ACML2016 Tutorial on Mass Estimation: Enabling density-based or distance-based algorithms to
do what they cannot do
by
Kai Ming Ting
Abstract:
This tutorial provides an overview of mass
estimation, an alternative data modelling mechanism to density estimation; and
details how it can overcome fundamental weaknesses of density-based or
distance-based algorithms to enable them to do what they cannot do previously.
Mass estimation is attractive because the
basic measure, mass, is not only more fundamental than density, but also more
versatile―mass can be used to do density estimation, as a means for
subspace selection and to find multi-dimensional median, and can be extended to
measure dissimilarity of any two points. Example advantages of mass over
density or distance are given as follows:
·
DEMass―Density
estimator based on mass―runs orders of magnitude faster than kernel and kNN density estimators
·
Mass
has been used, in place of density, as an effective means for subspace
selection.
·
Half-space
mass is the maximally robust and efficient method to find multi-dimensional
median. Existing methods such as data depth are either less robust or
computationally more expensive.
·
Simply
replacing mass-based dissimilarity (a data dependent measure) with distance
measure (a data independent measure) overcomes key weaknesses of density-based
and distance-based methods in clustering, anomaly detection, information
retrieval and classification.
This tutorial draws upon recent work on
mass estimation and previous work which was also
mass-based but was incorrectly categorised as density-based.
Overview:
Machine learning traditionally
investigates techniques to extract knowledge automatically from data of
moderate size. Most of the techniques cannot handle big data because the
dominant existing paradigm for data mining is based on density estimation. Most
distance-based, similarity-based and probabilistic-based algorithms ultimately
rest upon density estimation as their basic building block.
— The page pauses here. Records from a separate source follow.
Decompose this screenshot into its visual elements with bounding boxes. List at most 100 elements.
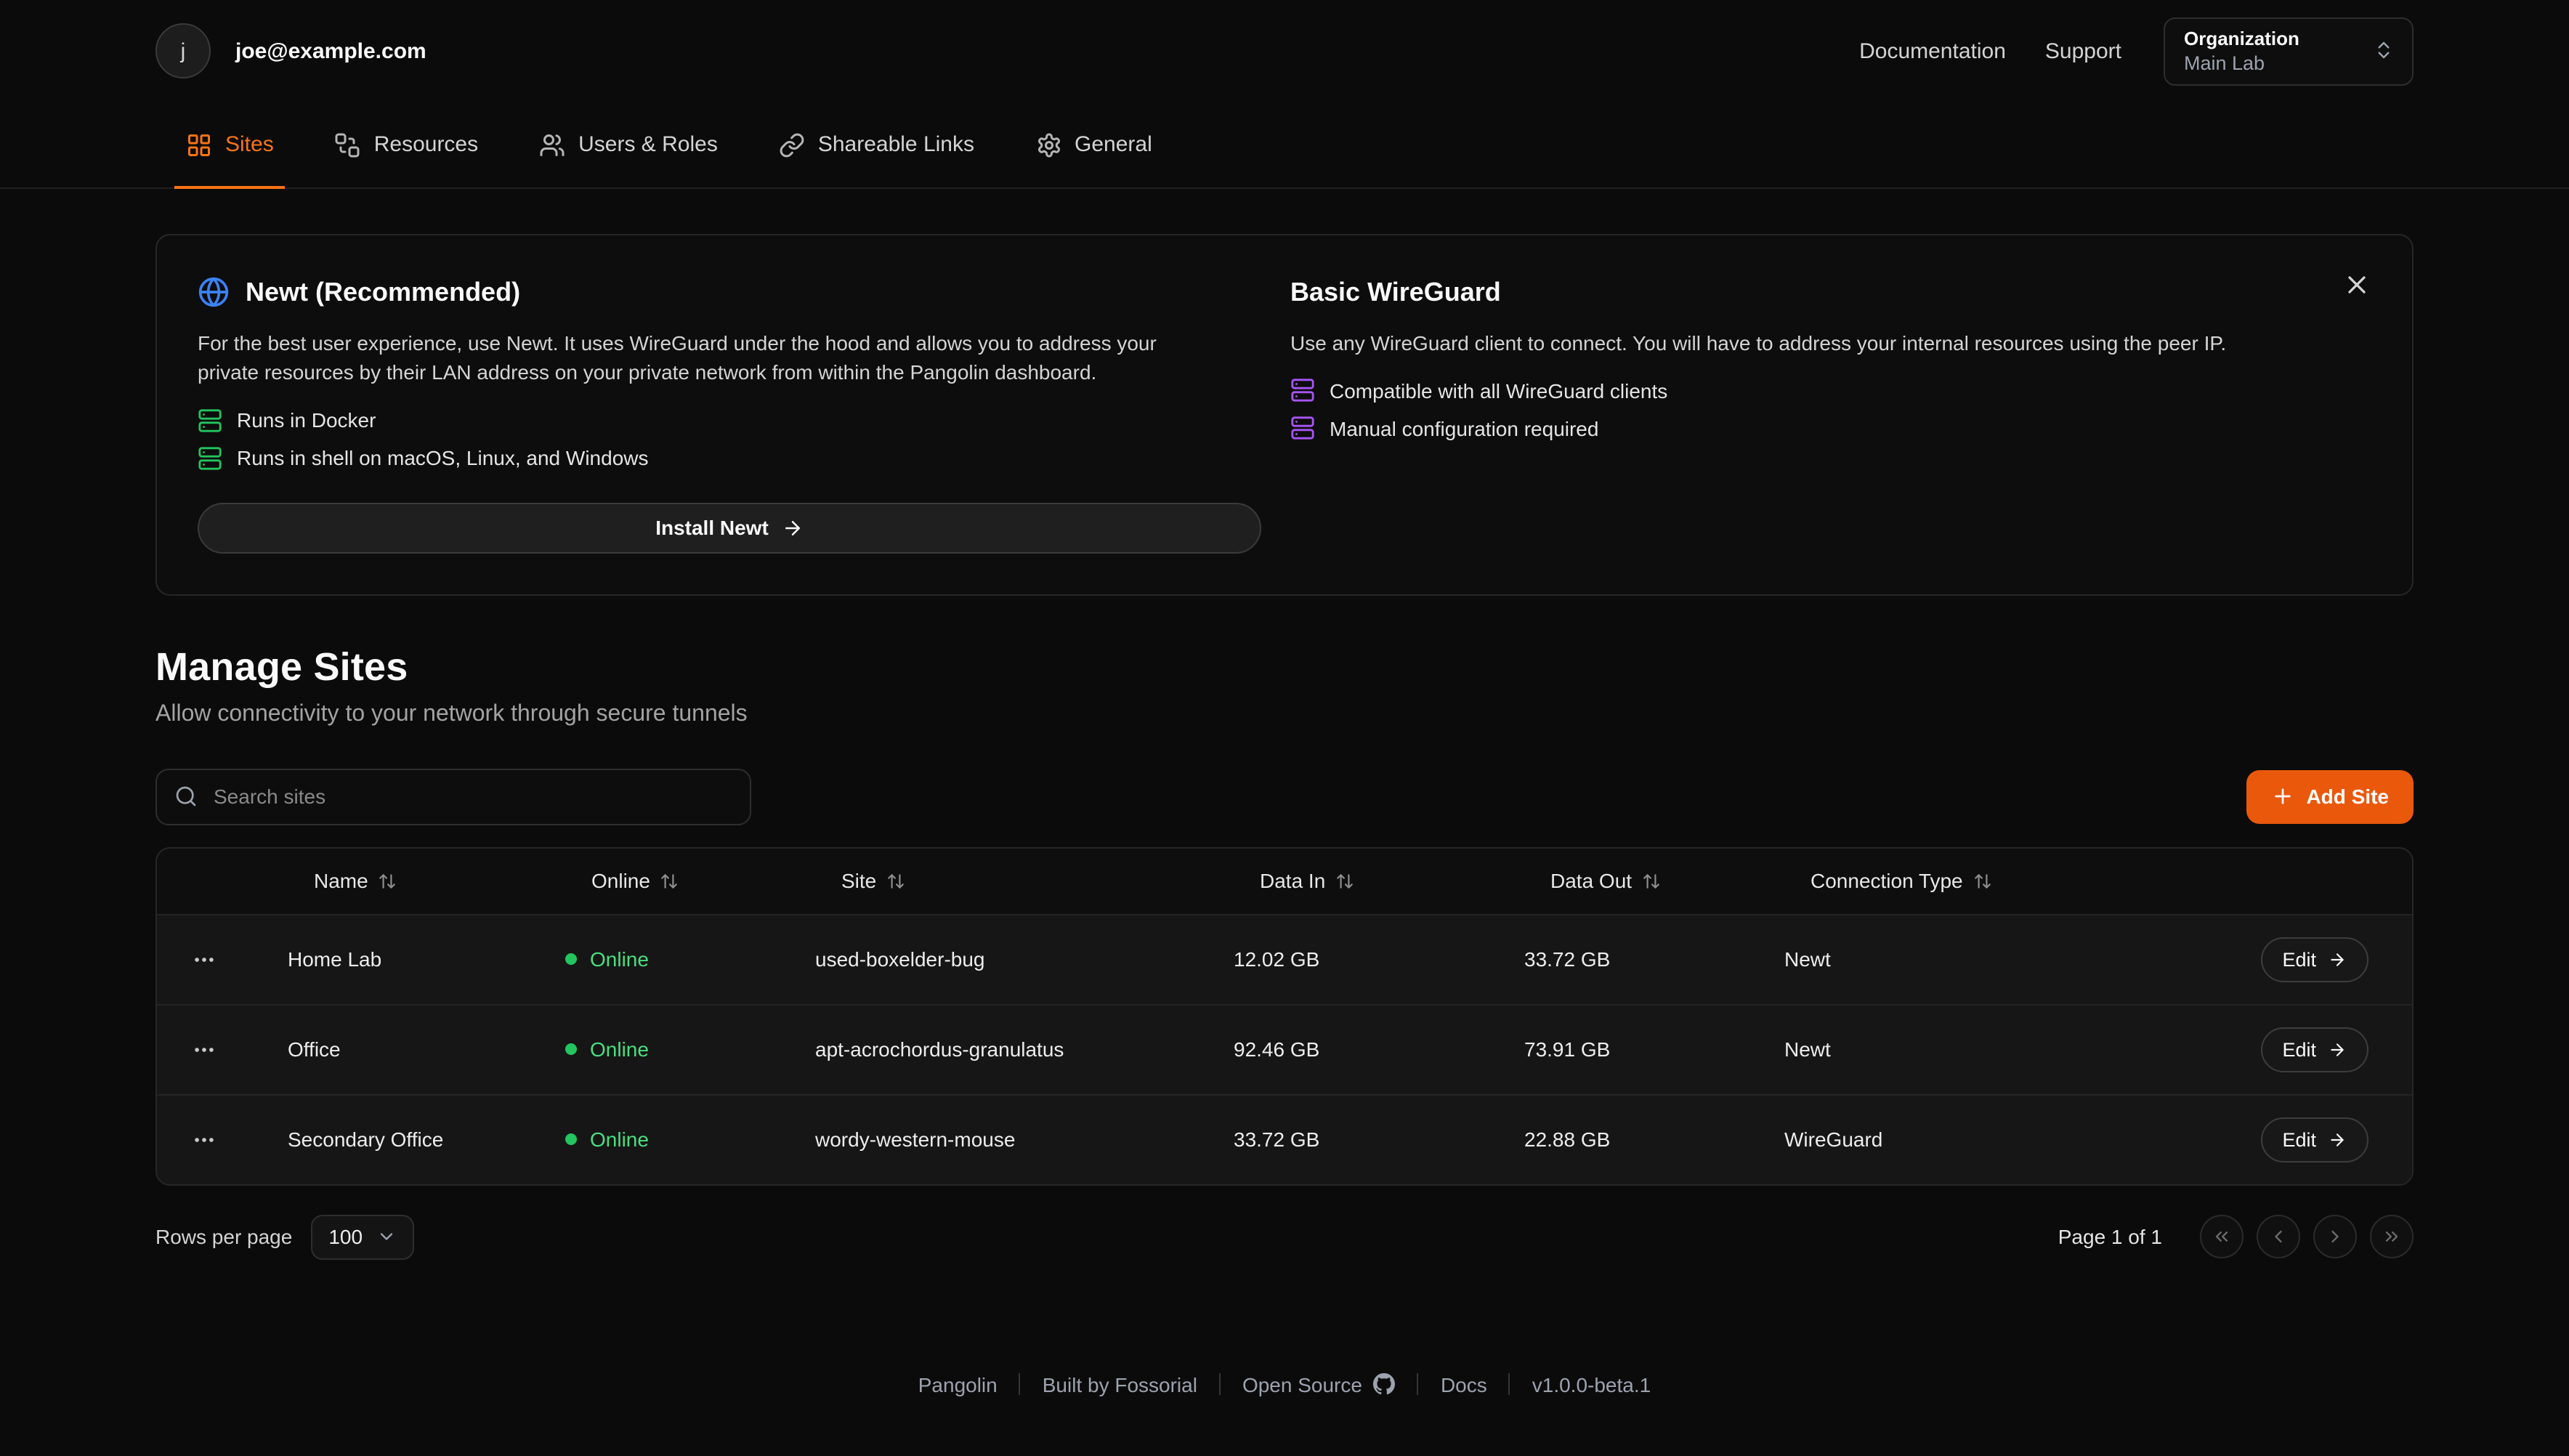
tab-resources-label: Resources (374, 132, 478, 157)
column-header-site[interactable]: Site (777, 869, 1196, 892)
add-site-button[interactable]: Add Site (2246, 769, 2414, 823)
edit-button[interactable]: Edit (2260, 1027, 2368, 1072)
site-name: Secondary Office (250, 1128, 527, 1151)
pagination-bar: Rows per page 100 Page 1 of 1 (155, 1214, 2414, 1259)
data-in: 92.46 GB (1196, 1038, 1486, 1061)
newt-feature: Runs in Docker (198, 408, 1261, 432)
data-in: 12.02 GB (1196, 947, 1486, 971)
status-badge: Online (527, 1038, 777, 1061)
connection-type: Newt (1747, 1038, 2200, 1061)
globe-icon (198, 276, 230, 308)
sort-icon (660, 871, 679, 890)
org-selector-value: Main Lab (2184, 52, 2352, 73)
row-menu-icon[interactable] (182, 1028, 224, 1070)
connection-methods-card: Newt (Recommended) For the best user exp… (155, 234, 2414, 595)
connection-type: WireGuard (1747, 1128, 2200, 1151)
chevrons-up-down-icon (2373, 39, 2395, 61)
wireguard-feature: Compatible with all WireGuard clients (1290, 379, 2284, 403)
edit-button[interactable]: Edit (2260, 937, 2368, 982)
wireguard-section: Basic WireGuard Use any WireGuard client… (1290, 273, 2371, 553)
org-selector-label: Organization (2184, 27, 2352, 49)
wireguard-feature-label: Compatible with all WireGuard clients (1330, 379, 1667, 403)
table-row: Office Online apt-acrochordus-granulatus… (157, 1005, 2412, 1095)
next-page-button[interactable] (2313, 1215, 2357, 1258)
search-input[interactable] (211, 783, 732, 809)
sort-icon (1642, 871, 1661, 890)
page-info: Page 1 of 1 (2058, 1225, 2162, 1248)
edit-button[interactable]: Edit (2260, 1117, 2368, 1162)
footer-divider (1417, 1373, 1419, 1395)
column-header-connection-type[interactable]: Connection Type (1747, 869, 2200, 892)
site-slug: wordy-western-mouse (777, 1128, 1196, 1151)
wireguard-feature: Manual configuration required (1290, 416, 2284, 441)
sites-table: Name Online Site Data In Data Out Connec… (155, 846, 2414, 1185)
plus-icon (2271, 785, 2294, 808)
footer: Pangolin Built by Fossorial Open Source … (0, 1372, 2569, 1396)
footer-divider (1219, 1373, 1221, 1395)
column-header-name[interactable]: Name (250, 869, 527, 892)
tab-shareable-links[interactable]: Shareable Links (764, 102, 989, 187)
tab-users-roles[interactable]: Users & Roles (525, 102, 732, 187)
column-header-data-in[interactable]: Data In (1196, 869, 1486, 892)
table-header-row: Name Online Site Data In Data Out Connec… (157, 848, 2412, 915)
close-icon[interactable] (2337, 264, 2377, 305)
tab-general-label: General (1075, 132, 1152, 157)
chevron-right-icon (2325, 1226, 2345, 1247)
footer-open-source[interactable]: Open Source (1242, 1372, 1396, 1396)
arrow-right-icon (2328, 950, 2347, 968)
add-site-label: Add Site (2306, 785, 2389, 808)
chevrons-left-icon (2212, 1226, 2232, 1247)
newt-description: For the best user experience, use Newt. … (198, 328, 1215, 387)
online-dot (565, 1043, 577, 1055)
footer-docs[interactable]: Docs (1441, 1372, 1487, 1396)
gear-icon (1035, 132, 1061, 158)
install-newt-button[interactable]: Install Newt (198, 502, 1261, 553)
footer-divider (1019, 1373, 1021, 1395)
avatar[interactable]: j (155, 23, 211, 78)
arrow-right-icon (782, 517, 804, 538)
status-badge: Online (527, 1128, 777, 1151)
prev-page-button[interactable] (2257, 1215, 2300, 1258)
grid-icon (186, 132, 212, 158)
nav-documentation[interactable]: Documentation (1859, 39, 2006, 63)
wireguard-description: Use any WireGuard client to connect. You… (1290, 328, 2284, 358)
arrow-right-icon (2328, 1040, 2347, 1059)
data-out: 22.88 GB (1486, 1128, 1747, 1151)
footer-version: v1.0.0-beta.1 (1532, 1372, 1651, 1396)
rows-per-page-select[interactable]: 100 (311, 1214, 413, 1259)
link-icon (779, 132, 805, 158)
newt-section: Newt (Recommended) For the best user exp… (198, 273, 1261, 553)
newt-feature-label: Runs in shell on macOS, Linux, and Windo… (237, 446, 649, 469)
row-menu-icon[interactable] (182, 938, 224, 980)
nav-support[interactable]: Support (2045, 39, 2121, 63)
site-name: Office (250, 1038, 527, 1061)
first-page-button[interactable] (2200, 1215, 2244, 1258)
last-page-button[interactable] (2370, 1215, 2414, 1258)
tab-resources[interactable]: Resources (320, 102, 493, 187)
newt-feature: Runs in shell on macOS, Linux, and Windo… (198, 445, 1261, 470)
site-slug: used-boxelder-bug (777, 947, 1196, 971)
connection-type: Newt (1747, 947, 2200, 971)
arrow-right-icon (2328, 1130, 2347, 1149)
footer-pangolin[interactable]: Pangolin (918, 1372, 998, 1396)
data-out: 73.91 GB (1486, 1038, 1747, 1061)
org-selector[interactable]: Organization Main Lab (2164, 17, 2414, 85)
tab-sites[interactable]: Sites (171, 102, 288, 187)
tab-general[interactable]: General (1021, 102, 1167, 187)
site-name: Home Lab (250, 947, 527, 971)
tab-shareable-links-label: Shareable Links (818, 132, 974, 157)
online-dot (565, 953, 577, 965)
server-icon (198, 445, 222, 470)
data-out: 33.72 GB (1486, 947, 1747, 971)
column-header-data-out[interactable]: Data Out (1486, 869, 1747, 892)
server-icon (198, 408, 222, 432)
chevron-left-icon (2268, 1226, 2289, 1247)
row-menu-icon[interactable] (182, 1118, 224, 1160)
footer-built-by[interactable]: Built by Fossorial (1043, 1372, 1197, 1396)
column-header-online[interactable]: Online (527, 869, 777, 892)
page-buttons (2200, 1215, 2414, 1258)
user-email: joe@example.com (235, 39, 426, 63)
users-icon (539, 132, 565, 158)
footer-divider (1509, 1373, 1510, 1395)
rows-per-page-label: Rows per page (155, 1225, 292, 1248)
This paradigm has two key constraining
weaknesses: (1) the density estimation as their core modelling mechanism is
computationally expensive in terms of runtime and memory space requirement. As
such, density-based algorithms cannot be applied to (a) big data, including
data streams which potentially have infinite data, and (b) high dimensional
problems. Existing research has focused on reducing the runtime and memory
space requirement from quadratic in the input data size to near linear; and
that is the limit it can achieve within the existing paradigm. (2) The sole use
of geometric positions in the
feature space to compute dissimilarity of two points; and data distribution has
no influence in the process. This is seldom recognised as the root cause of the
density-based methods’ inability to accomplish certain important tasks, despite
the revelation by psychologists in the 70’s. As a result, complex mitigation
methods have been suggested to overcome the manifested algorithmic weaknesses on
the surface.
Mass offers to overcome these fundamental
weaknesses from the root cause. This tutorial introduces the basic idea of mass
and its characteristics in contrast to density and distance; and provides
specific examples of its advantages, reported in the recent works, which enable
existing density-based and distance-based to perform tasks that otherwise
impossible.
Assumed
prior knowledge of potential audience: Basic knowledge of
machine learning.
Brief
Bio of the instructor:
After receiving his PhD from the
University of Sydney, Kai Ming Ting had worked at the University of Waikato,
Deakin University and Monash University. He joins Federation University
Australia since 2014. He had previously held visiting positions at Osaka
University, Nanjing University, and Chinese University of Hong Kong. His
current research interests are in the areas of mass estimation, anomaly
detection, ensemble approaches, data streams, data mining and machine learning
in general. He has served as a program committee co-chair for the Twelfth
Pacific-Asia Conference on Knowledge Discovery and Data Mining (PAKDD-2008). He
was a member of the program committee for a number of international conferences
including ACM SIGKDD International Conference on Knowledge Discovery and Data
Mining, and International Conference on Machine Learning. He has received
research funding from Australian Research Council, US Air Force of Scientific
Research (AFOSR/AOARD), Toyota InfoTechnology Center, and Australian Institute of Sports. Awards received
include the Runner-up Best Paper Award in 2008 IEEE ICDM (for Isolation
Forest), and the Best Paper Award in 2006 PAKDD. He is the creator of isolation
techniques, mass estimation and mass-based dissimilarity.